Uzgel, “Güvenlik sorunu bitmeden, seçim kazandığınızın sonraki günü asker çekemezsiniz. Bu hususta da sığınmacı konusunda da İdlib konusunda da muhatap sonuçta Esad idaresidir. Bütün bunların Esad idaresiyle konuşulması gerekiyor ve bunların hepsi bir paket olarak görüşülmek zorunda. Rastgele bir adedini tek başına ele alamazsınız. Bir de alışılmış Esad idaresinin gerisinde Rusya var, yanında İran var. Gerekirse onlarla da temas edeceksiniz. Diğer türlü bunu çözemezsiniz. CHP iktidara geldiğinde, geldiği andaki şartlara bakar, PYD’nin o günkü konumuna bakar, Rusya ile de ABD ile de görüşür ve mevzuyu tüm boyutlarıyla ele alır.” dedi.
‘KİMİNLE NEYİ GÖRÜŞECEKSİNİZ?’
Uzgel, mevzuya ait olarak şu tabirleri kullandı:
Önce PYD yöneticilerini Türkiye’ye davet edip görüşüp sonra da terörist ilan ederseniz. Tıpkı anda Esad idaresini düşman ilan ederseniz kiminle neyi konuşacaksınız? İkisini birden yaparak hükümet aslında topu taca atmış oldu. YPG sizin için tehditse bunu oturup Esad ile görüşeceksiniz. Bunun öteki bir yolu yok. Türkiye’nin temel siyaset yanlışı buydu. Bunların düzeltilmesi lazım. Suriye belgesi AKP’nin bıraktığı en vahim dış siyaset mirası olacak. Rusya daha kolay. Kıbrıs da daha kolay. Karabağ daha kolay. Ege daha kolay.
‘KÜRT SORUNU KOCAMAN BİR ORTADOĞU MESELESİNE DÖNÜŞMÜŞ DURUMDA’

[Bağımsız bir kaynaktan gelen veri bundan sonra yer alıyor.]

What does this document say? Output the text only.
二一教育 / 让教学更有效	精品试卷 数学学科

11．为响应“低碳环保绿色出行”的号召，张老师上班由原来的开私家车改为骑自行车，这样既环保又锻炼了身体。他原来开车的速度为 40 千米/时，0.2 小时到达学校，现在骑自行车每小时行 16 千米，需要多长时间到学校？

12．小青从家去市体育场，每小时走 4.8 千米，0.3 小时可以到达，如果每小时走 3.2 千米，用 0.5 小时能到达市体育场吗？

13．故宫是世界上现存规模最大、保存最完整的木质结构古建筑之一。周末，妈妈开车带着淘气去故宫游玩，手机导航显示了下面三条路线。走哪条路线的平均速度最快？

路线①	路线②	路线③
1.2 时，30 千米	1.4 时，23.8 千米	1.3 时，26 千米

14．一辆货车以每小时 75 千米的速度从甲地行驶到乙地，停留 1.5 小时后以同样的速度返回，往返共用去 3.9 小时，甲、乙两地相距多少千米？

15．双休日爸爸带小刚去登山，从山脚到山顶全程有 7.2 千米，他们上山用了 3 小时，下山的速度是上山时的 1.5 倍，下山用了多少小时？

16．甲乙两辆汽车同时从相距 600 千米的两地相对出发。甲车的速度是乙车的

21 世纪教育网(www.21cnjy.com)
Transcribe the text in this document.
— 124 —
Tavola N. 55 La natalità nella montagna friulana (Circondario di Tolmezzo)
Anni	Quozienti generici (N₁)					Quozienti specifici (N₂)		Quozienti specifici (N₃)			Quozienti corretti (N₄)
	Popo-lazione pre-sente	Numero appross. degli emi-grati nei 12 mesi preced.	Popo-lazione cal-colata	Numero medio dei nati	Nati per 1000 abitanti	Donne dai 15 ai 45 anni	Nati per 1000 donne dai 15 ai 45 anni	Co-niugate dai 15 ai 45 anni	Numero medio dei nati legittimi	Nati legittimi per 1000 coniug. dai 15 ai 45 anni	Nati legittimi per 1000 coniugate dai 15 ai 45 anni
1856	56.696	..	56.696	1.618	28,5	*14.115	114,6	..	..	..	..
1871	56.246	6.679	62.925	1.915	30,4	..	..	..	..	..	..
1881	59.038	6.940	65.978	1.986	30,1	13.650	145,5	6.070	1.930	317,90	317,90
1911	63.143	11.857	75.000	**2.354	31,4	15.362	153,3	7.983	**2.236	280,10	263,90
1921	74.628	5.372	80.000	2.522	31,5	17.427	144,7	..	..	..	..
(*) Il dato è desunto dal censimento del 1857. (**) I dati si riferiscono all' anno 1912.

Bunun bütüncül yaklaşılması gereken bir mevzu olduğu ortada lakin öte yandan Kürt siyaseti de kendi içinde büyük ayrışmalar yaşıyor. Irak’taki Kürt bölgesinin kendi içinde Barzani- Talabani ekolünün çekişmesi var. Keza Irak’taki Kürt bölgesi ile PYD ortasında derin görüş ayrılıkları var. Ve bu ayrışmaların hepsinin toplamında Kürt sorunu kocaman bir Ortadoğu sıkıntısına dönüşmüş durumda. Türkiye içine dönersek… Kürt probleminin tahliliyle ilgili daha evvelki denemeler yanlış ve eksik işledi. Oslo’da kapalı kapılar gerisinde iş yapıldı. 2013’te ise kamuoyuna açık bir süreçmiş üzere gösterildi lakin meclis denklem dışında bırakıldı. Bir kez bugün tekrar tahlil arayışına girilecekse bunun adresi TBMM’dir ve de sürecin büsbütün şeffaf yürütülmesi gerekir. Şartlar da çok çok değişti 10 yıl öncesine kıyasla. Aslına bakarsanız Türkiye Kürt sorununun silahlı tahlili sürecinde çok yol kat etti. PKK çok geriletildi, Kuzey Irak’ta da her gün çok büyük ziyanlar veriyor. Türkiye’nin güvenlik güçlerinin askeri kapasitesi çok ilerledi, bunu görmek lazım.
‘KÜRT SİYASETÇİLERE KARŞI YÜRÜTÜLEN KAMPANYALAR’
Güvenlik korkularıyla ilgili önemli ara alınmışken, Türkiye’deki seçilmiş Kürt siyasetçilere karşı yürütülen kampanyalar ve bunların doğal olarak Kürt seçmende yaratmış olduğu yansılar ele alınmadan yola çıkılamaz. Terör sorunu yoktur demiyorum. Fakat bunu gerçek anlatamadığınız bir ortamda ABD, Suriye’de PYD’yi güçlendirmeye devam ediyor. Bunun doğal ki rahatsız edici bir boyutu var. En son Amerikalılar YPG’lilere hava eğitimi, helikopter eğitimi falan da vermeye başladı. Bu eğitimler ve onca silah ne için veriliyor? Amerika oradaki yapıyı kalıcılaştırmak istiyor muhtemelen.”